Forex Auto Trading completely solve the “psychology” problem, since obviously the machines do not suffer from it.
On the other hand, however, every successful trader recognizes the fact that trading is also a matter of sensitivity, a human side that machines can never fully replicate.
Markets live violent moments at times, and it’s in such moments that the trader’s sensitivity would lead him to stop trading completely. A machine instead may not recognize the particular moment and could put the capital in serious risk by continuing to operate.
There are successful traders who use only automated forex trading systems and programs. Even then, however, they need human sensitivity to be able to manage those systems, by making some work at certain times more than others, or being able to recognize when a system is no longer successful and when it should be replaced.
Essentially, forex auto trading is a great way to compensate the lack of strategy and psychology, but it can’t totally replace the human sensibility of the trader, a factor that remains crucial.
Major Forex Autotrading modality
Forex Autotrading, in the first place, can be classified according to the system automaticity degree.
In this sense we have:
- Fully automated trading systems, called Trading Machine or Trading Robot or Black Box Trading. In these systems, the end user must choose only certain parameters (such as the positions lot size, or the percentage of capital to be used in each one). All the rest then (when entering the market and how) is managed by the system, which works on the basis of computerized rules (also called algorithms) set and programmed by the programmer.
- Semi-automatic trading systems. In this case, the trading system is still monitoring the market, as in the previous version, but, in case of opportunity, it does not trade autonomously but it simply generates a signal alert with the related parameters. It will then be the user to enter the order and the parameters in his own trading platform.
The first system requires the user to directly use the program, therefore to have installed the trading system on his own trading platform (the most popular is the MetaTrader).
The second system can be utilized as the first one (directly on the user’s computer), or it can even be operated by a third party, who then sends the said signals to end-users. Essentially, users subscribe to a service through which they receive the trading signals through various communication options (email, feeds, etc).
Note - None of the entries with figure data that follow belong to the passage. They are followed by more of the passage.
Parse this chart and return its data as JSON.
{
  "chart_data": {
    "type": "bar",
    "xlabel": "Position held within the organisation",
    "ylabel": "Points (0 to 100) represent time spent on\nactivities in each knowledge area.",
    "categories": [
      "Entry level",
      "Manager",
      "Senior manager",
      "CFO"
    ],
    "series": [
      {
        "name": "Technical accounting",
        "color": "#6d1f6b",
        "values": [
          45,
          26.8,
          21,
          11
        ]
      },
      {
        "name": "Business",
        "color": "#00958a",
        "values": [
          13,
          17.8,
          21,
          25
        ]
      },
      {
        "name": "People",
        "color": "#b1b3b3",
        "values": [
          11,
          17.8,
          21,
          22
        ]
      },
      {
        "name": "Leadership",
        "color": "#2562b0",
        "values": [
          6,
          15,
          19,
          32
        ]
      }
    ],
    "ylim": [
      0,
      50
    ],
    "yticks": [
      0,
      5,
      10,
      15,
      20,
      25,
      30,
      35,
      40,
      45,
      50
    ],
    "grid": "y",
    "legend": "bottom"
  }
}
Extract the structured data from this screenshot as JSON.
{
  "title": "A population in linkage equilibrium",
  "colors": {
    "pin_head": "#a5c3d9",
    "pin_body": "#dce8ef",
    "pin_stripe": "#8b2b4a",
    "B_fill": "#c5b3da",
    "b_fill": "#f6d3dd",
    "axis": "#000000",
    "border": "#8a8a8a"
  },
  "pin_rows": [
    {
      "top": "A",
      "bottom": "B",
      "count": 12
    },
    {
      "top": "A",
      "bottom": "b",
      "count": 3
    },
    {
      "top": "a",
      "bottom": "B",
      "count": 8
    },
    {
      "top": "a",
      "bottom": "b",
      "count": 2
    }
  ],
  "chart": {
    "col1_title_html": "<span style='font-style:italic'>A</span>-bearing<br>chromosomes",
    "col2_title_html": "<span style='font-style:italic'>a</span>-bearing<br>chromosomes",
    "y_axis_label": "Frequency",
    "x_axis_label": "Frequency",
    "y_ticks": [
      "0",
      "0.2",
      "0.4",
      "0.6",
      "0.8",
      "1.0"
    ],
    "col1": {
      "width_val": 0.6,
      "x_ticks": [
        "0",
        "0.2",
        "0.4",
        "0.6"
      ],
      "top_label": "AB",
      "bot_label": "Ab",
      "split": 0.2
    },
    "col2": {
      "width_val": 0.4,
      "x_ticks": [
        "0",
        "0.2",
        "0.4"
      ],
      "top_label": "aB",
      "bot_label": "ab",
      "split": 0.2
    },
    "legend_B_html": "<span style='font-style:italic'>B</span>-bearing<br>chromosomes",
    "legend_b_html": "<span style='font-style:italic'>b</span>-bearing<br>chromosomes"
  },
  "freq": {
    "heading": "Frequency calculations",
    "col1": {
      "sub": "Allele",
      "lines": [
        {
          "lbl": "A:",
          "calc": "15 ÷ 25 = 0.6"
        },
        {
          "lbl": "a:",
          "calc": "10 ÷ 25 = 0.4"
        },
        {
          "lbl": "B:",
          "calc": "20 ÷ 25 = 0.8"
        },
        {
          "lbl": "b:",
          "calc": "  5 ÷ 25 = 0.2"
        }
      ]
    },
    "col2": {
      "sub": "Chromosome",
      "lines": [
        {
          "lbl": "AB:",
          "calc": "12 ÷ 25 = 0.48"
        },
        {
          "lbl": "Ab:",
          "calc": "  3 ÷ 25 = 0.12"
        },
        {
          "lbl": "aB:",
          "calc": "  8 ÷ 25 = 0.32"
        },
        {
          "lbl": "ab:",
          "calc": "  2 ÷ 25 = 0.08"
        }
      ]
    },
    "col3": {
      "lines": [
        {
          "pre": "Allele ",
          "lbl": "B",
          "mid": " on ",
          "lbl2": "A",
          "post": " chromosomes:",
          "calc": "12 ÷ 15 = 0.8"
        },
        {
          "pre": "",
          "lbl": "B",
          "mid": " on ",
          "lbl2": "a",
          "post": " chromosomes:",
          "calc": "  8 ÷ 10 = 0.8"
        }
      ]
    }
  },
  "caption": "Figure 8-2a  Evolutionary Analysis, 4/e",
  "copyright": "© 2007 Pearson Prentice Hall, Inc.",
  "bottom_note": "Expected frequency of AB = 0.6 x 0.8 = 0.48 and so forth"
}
To these two possibilities we must now add a new one, which in a sense is exactly half way between the two options.
- Copy Trading or Mirror Trading Systems (also called Social Trading systems). Social Trading connects traders that provide signals with traders who want to replicate them. In very simple terms, the Social Trading companies create an automatic communication system between the two parties, so that any trading operation executed by a trader can be automatically replicated on the operating account of another trader, without him having to monitor or confirm the operation.
The user, therefore, is in possession of a technical Social Trading platform, but he has no installed program generating signals, but he receives them from all the traders he decided to replicate.